ROANOKE, Va. – Three months before the 1972 presidential election, Richard Nixon (search) and Henry Kissinger (search) huddled together in the Oval Office to discuss when and how to get out of Vietnam.
Despite a massive bombing campaign during the spring and summer in the north, the Republican president had concluded that U.S.-backed "South Vietnam probably can never even survive anyway."
"We also have to realize, Henry, that winning an election is terribly important," Nixon told his national security adviser. "It's terribly important this year, but can we have a viable foreign policy if a year from now or two years from now, North Vietnam gobbles up South Vietnam? That's the real question."
The conversation, recorded by Nixon's voice-activated taping system, was transcribed by the University of Virginia Miller Center of Public Affairs (search) to be released Sunday, the 30th anniversary of Nixon's resignation.
Some historians, including biographer Jeffrey Kimball, consider it evidence that Nixon sacrificed American forces in his quest for a second term, keeping them engaged to ensure that the South Vietnamese government wouldn't collapse before the election.
"It became increasingly apparent to them by 1972, if not before, that they couldn't win the war, and they'd have to end it," said Kimball, who has compiled similar conversations and documents from Nixon's first term.
"But here's the problem: say they pulled out at the end of '71, or at the beginning of '72. Saigon might fall before the election. Or right after the election. What would that look like? It's clear — you can read from the transcripts — the election plays a part in their timing."
Kissinger, now a foreign policy consultant, said in an interview with The Associated Press that Kimball and other historians are focusing too much on an informal conversation that he said did not reflect Nixon's policies.
"Every once in a while he got discouraged and said 'chuck the whole thing,' but that was never his policy," Kissinger said.

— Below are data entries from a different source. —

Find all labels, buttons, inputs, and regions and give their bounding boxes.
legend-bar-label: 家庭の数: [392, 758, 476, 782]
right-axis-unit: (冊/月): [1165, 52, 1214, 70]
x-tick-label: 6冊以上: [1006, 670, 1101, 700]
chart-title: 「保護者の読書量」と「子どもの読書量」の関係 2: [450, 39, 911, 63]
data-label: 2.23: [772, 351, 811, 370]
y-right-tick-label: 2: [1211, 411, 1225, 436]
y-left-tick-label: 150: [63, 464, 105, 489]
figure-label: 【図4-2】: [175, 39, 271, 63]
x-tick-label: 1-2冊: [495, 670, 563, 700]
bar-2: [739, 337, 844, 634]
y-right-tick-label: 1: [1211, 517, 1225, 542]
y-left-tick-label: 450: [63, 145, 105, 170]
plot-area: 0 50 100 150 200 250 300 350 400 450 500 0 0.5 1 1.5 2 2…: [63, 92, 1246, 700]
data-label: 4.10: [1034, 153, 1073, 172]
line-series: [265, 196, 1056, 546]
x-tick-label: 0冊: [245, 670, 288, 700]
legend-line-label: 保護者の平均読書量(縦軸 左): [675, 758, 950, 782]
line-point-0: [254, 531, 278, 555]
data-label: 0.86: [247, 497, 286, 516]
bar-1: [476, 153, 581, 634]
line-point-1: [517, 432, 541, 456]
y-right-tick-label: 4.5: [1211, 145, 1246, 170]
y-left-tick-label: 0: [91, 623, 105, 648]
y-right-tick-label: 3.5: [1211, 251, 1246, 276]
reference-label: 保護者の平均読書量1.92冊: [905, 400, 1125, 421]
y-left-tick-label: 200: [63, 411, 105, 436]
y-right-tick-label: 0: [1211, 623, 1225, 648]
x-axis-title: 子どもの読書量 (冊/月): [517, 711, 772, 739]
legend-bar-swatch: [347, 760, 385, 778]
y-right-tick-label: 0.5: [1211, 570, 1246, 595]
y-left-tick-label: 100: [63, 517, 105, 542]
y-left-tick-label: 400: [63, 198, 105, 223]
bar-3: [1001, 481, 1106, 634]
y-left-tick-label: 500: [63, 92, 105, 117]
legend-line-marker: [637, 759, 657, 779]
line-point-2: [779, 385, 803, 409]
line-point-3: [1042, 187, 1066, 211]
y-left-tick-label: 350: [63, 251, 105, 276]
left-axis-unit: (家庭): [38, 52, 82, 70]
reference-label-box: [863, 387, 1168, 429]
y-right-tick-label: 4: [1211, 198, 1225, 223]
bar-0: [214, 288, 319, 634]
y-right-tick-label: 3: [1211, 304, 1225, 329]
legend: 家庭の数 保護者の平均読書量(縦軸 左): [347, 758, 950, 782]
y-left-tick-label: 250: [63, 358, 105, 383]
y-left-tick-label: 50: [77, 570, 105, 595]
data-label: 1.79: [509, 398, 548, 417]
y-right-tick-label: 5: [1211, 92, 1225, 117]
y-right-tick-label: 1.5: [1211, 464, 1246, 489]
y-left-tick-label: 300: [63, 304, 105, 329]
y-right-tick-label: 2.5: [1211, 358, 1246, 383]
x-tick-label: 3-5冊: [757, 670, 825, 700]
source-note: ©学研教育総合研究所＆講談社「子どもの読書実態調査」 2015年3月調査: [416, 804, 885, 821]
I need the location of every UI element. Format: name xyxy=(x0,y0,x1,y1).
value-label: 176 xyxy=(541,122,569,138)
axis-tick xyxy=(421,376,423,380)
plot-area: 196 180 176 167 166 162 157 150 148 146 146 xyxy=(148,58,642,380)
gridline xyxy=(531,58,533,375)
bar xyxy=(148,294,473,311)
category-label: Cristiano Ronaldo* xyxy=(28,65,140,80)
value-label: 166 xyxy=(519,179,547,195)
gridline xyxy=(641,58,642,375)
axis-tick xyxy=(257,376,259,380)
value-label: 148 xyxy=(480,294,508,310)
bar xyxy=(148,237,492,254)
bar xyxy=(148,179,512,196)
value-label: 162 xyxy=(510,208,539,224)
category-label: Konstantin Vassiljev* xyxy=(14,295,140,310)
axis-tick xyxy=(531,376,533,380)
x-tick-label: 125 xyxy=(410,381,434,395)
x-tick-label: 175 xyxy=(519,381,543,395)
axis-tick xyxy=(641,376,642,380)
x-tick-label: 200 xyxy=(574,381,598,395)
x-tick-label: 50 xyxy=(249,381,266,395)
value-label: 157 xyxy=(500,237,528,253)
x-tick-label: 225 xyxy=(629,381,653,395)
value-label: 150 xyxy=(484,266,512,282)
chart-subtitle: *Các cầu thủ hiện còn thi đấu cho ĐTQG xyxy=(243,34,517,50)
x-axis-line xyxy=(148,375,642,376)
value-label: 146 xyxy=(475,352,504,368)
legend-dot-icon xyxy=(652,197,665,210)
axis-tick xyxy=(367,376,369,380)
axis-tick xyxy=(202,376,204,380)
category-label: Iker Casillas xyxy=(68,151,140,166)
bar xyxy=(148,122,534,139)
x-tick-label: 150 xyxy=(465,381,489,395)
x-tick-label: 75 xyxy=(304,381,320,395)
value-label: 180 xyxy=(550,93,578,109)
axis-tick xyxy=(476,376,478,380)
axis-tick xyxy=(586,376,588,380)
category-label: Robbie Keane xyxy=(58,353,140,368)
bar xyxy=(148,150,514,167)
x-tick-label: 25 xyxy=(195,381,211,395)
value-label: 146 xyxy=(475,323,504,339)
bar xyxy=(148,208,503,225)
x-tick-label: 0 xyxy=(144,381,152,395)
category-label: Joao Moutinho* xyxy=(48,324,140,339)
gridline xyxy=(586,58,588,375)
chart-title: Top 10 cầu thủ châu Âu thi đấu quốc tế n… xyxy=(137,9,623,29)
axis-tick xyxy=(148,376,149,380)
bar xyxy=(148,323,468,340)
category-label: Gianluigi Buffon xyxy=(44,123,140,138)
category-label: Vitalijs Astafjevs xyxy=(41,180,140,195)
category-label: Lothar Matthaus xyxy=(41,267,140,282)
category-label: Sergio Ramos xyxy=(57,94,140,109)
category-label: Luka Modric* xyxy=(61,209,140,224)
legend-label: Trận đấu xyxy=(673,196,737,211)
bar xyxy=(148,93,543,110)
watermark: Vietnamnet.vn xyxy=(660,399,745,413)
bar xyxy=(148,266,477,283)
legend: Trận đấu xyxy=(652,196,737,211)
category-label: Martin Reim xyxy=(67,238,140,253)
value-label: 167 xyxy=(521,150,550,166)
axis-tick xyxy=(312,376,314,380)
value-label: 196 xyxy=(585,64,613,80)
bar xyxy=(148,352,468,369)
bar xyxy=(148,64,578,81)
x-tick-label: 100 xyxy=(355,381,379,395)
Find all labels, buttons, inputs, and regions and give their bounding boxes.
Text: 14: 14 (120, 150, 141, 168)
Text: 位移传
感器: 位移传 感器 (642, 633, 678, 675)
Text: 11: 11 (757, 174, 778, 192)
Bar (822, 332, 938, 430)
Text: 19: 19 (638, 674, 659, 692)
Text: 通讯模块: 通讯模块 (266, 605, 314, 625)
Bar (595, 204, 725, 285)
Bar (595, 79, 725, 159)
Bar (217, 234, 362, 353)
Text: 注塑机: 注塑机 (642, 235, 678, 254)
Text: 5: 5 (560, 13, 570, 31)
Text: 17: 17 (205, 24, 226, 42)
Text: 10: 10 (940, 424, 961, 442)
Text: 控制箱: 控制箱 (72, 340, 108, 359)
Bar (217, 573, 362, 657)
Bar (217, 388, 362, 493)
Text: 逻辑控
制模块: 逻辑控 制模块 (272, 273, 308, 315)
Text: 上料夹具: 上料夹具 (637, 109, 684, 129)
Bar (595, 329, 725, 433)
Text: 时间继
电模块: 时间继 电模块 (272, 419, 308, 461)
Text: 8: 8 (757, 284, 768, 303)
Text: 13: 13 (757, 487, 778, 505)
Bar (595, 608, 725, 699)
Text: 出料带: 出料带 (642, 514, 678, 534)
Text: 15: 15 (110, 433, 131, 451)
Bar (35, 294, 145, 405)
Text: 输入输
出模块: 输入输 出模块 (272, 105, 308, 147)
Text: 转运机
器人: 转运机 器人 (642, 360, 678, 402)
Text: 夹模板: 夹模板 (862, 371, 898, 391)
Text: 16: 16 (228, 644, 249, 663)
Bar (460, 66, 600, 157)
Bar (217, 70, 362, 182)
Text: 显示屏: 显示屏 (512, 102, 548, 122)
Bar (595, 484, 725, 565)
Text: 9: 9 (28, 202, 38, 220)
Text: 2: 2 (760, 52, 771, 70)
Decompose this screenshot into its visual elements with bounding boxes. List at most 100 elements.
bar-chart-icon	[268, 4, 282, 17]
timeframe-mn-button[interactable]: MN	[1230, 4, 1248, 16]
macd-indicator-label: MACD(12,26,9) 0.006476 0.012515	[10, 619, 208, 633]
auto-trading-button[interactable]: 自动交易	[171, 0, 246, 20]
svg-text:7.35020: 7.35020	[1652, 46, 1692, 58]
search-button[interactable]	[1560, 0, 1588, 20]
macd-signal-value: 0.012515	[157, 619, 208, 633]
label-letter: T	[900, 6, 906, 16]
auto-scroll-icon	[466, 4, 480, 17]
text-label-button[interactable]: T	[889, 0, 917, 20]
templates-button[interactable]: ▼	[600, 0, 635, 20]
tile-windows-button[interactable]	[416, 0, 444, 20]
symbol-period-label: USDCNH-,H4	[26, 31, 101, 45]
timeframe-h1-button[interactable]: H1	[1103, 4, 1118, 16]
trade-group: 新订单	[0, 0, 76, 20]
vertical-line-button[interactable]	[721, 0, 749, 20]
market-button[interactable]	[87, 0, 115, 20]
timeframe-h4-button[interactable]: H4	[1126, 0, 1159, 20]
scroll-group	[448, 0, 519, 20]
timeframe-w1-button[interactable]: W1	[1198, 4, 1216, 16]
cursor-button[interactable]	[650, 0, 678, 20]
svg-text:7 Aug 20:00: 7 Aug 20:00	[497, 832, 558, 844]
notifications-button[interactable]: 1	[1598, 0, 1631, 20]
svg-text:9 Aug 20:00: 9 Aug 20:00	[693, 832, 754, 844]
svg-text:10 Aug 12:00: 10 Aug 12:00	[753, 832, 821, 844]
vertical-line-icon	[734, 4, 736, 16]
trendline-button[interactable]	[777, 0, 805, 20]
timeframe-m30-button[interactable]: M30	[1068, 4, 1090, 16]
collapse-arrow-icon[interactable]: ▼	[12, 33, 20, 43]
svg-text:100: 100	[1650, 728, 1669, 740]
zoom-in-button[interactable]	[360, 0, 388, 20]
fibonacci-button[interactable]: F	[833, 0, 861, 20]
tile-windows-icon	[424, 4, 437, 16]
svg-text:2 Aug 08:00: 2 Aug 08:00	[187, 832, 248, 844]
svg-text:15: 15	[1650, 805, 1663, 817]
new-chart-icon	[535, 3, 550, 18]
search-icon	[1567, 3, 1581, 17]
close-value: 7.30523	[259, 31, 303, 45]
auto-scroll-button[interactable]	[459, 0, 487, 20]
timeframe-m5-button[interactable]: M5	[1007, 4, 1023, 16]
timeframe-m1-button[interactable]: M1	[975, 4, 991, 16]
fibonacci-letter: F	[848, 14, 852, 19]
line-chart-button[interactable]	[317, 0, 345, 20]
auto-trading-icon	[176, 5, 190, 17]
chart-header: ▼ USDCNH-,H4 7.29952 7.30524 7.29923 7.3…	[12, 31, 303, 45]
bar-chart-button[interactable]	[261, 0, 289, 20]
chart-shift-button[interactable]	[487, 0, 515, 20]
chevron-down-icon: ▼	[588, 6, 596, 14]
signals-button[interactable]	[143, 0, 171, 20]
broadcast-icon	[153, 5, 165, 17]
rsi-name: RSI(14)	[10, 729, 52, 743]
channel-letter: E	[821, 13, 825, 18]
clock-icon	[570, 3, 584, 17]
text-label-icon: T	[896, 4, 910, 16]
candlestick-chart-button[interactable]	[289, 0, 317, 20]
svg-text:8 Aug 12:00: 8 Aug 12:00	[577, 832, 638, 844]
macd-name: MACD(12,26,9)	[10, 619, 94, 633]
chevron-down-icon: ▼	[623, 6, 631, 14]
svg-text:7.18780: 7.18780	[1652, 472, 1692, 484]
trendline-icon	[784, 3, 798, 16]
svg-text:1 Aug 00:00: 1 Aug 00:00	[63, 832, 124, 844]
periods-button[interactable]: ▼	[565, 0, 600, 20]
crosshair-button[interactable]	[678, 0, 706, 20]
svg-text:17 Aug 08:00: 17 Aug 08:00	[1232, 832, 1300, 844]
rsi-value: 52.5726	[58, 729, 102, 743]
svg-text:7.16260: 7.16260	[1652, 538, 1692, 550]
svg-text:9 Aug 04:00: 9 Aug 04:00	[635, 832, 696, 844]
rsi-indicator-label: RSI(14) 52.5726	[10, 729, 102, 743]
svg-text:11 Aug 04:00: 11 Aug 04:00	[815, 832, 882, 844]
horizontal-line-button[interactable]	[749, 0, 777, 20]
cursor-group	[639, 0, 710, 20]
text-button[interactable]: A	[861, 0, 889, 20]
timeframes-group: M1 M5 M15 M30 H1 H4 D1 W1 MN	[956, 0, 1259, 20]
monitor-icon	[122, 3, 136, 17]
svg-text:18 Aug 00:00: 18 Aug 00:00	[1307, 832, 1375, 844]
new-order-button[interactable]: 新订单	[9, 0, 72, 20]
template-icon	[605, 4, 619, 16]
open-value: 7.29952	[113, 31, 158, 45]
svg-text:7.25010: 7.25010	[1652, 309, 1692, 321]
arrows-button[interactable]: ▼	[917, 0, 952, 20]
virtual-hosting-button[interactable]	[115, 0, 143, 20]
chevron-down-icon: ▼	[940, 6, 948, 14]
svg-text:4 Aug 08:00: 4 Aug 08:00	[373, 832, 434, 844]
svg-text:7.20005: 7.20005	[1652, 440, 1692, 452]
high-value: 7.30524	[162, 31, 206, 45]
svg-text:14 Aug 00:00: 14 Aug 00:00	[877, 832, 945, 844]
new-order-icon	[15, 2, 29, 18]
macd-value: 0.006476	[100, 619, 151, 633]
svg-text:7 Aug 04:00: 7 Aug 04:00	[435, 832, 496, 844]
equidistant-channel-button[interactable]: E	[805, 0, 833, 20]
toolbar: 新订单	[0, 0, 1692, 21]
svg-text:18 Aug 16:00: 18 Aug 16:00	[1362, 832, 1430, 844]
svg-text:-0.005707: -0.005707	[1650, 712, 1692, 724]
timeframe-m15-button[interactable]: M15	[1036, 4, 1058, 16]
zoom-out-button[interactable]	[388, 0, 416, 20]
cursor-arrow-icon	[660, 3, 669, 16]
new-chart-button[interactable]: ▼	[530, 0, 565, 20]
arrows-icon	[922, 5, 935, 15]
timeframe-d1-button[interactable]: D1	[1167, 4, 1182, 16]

Historians said the conversation reflected Nixon's "decent interval" exit strategy in Vietnam (search). By propping up Saigon, the theory goes, the government could survive at least a few years on its own and Nixon would be able to distance himself from any political fallout when it collapsed.
Nixon began reducing the American military presence in 1969. After beating Democrat George McGovern (search) in a landslide, Nixon agreed in January 1973 to bring the rest of the troops home. As expected, Saigon fell two years later, on April 30, 1975.
The Aug. 3, 1972 conversation, which was released in December by the National Archives with other recorded conversations, shows that Nixon did worry about how his administration would be viewed if South Vietnam fell.
Kissinger, who would share the Nobel Peace Prize the following year with North Vietnam's Le Duc Tho for brokering a peace agreement, advised the president that they could avoid being seen as failures as long as South Vietnam held on for a few years.
"If a year or two years from now North Vietnam gobbles up South Vietnam, we can have a viable foreign policy if it looks as if it's the result of South Vietnamese incompetence," Kissinger said.
He added later in the tape: "But it will worry everybody. And domestically in the long run it won't help us all that much because our opponents will say we should've done it three years ago."
"I know," Nixon said.
"So we've got to find some formula that holds the thing together a year or two, after which after a year, Mr. President, Vietnam will be a backwater," Kissinger said. "If we settle it, say, this October, by January '74 no one will give a damn."
Ken Hughes, who transcribed the tape for the Miller Center, considers the recording a "taped confession" by Nixon, who denied until his death in 1994 that the 1972 election affected his policies in Vietnam.
Larry Berman, a Nixon scholar and director of the University of California Washington Center in Washington D.C., disagrees with Hughes: "It confirms that Kissinger certainly was an advocate for the decent interval, but my view was that there was always a difference between what Nixon and Kissinger thought. I believe Nixon was much more questioning of the decent interval than Kissinger."
Kissinger told the AP that Nixon never seriously considered abandoning Saigon.
"There are in my memoirs letters he wrote me while I was conducting the negotiations, which say the exact opposite of what's on this conversation, in which he says 'Go ahead and do what you need to do, but don't be affected by the election, and we want an agreement that lasts.'
"The trouble with writing history the way it is now done on the Internet, is that you guys find one sentence, or one conversation ... something that everyone can run with and have a good time. And have a sentence that proves it. But it was not the thrust of his policy."